Our Recommendation: Fertilize annually! Plant fertilization is extremely important in maintaining a healthy landscape. JHL can put together an annual program.




  • Proper watering is essential to the establishment (rooting) of your new sod. It is nearly impossible to over-water new sod!

  • As a general rule, keep sod and soil moist all throughout the day. As much as 2 to 6 sprinklings during the day (morning and afternoon) are required until sod begins to root. Adjust for location, sprinklers, and temperature.

  • Stay off new sod until after the first mowing.

  • Try cutting back the frequency of waterings just before the first mow to firm up the soil.          

  • The first mow is approximately 14 days after installation except in winter which will require a longer time before the first mow.

  • Mowing high is least stressful to the new sod. Never mow off more than one-third of the grass blade.


  • Re-adjust your watering clock or timer. Reduce the frequency of waterings gradually after each mowing, while increasing minutes per watering.

  • Deeper, less frequent soakings will help roots grow down deeper and establish more quickly into the soil. Pull or tug on turf to check rooting.

  • Fertilize your new sod lawn at one month to continue encouraging rooting and establishment.


  • Sod not rooting? - Most sod varieties will begin to root within 10 to 14 days. Check the watering schedule and adjust to deeper, less frequent soaking. Excessive shade will slow down rooting.   
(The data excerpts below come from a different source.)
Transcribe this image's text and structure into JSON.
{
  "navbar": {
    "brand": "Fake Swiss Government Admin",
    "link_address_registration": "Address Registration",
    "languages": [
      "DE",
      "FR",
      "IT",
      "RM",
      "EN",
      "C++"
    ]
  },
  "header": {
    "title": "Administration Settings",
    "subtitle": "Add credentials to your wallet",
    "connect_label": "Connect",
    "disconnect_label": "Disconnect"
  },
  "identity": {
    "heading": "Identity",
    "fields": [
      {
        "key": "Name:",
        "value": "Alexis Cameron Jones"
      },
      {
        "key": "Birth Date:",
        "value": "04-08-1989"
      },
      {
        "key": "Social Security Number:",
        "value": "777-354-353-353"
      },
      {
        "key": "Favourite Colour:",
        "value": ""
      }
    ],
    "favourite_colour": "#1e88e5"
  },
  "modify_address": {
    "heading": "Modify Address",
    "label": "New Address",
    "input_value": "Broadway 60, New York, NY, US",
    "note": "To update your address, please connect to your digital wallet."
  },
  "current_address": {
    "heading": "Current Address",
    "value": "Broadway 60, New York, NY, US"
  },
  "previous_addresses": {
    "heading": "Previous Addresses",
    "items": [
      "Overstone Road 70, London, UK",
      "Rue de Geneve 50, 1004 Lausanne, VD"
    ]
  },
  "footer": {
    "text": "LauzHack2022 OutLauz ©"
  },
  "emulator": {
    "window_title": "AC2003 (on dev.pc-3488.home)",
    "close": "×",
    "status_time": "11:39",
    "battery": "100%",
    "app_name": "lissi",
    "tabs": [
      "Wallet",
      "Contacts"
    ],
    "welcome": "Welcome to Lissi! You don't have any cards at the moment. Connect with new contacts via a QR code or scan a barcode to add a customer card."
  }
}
  • Bluish-grey spots on lawn or footprints show after being walked on - Drought-stressed spots in the lawn. Try increasing minutes per watering and check or adjust sprinkler coverage. 

  • Mushrooms? - Temporary nuisance, usually growing in compost mixed into the soil at preparation. As irrigation gets deeper and less often, mushrooms will usually dry up and wither away.

  • Edges turning brown and/or gaps between rolls? - Sod is shrinking or has pulled up at the corners. This is due to a lack of irrigation. Increase minutes per watering and frequency to minimize gaps. Also, hand watering sod will help shrink gaps. Press down edges with your foot after watering.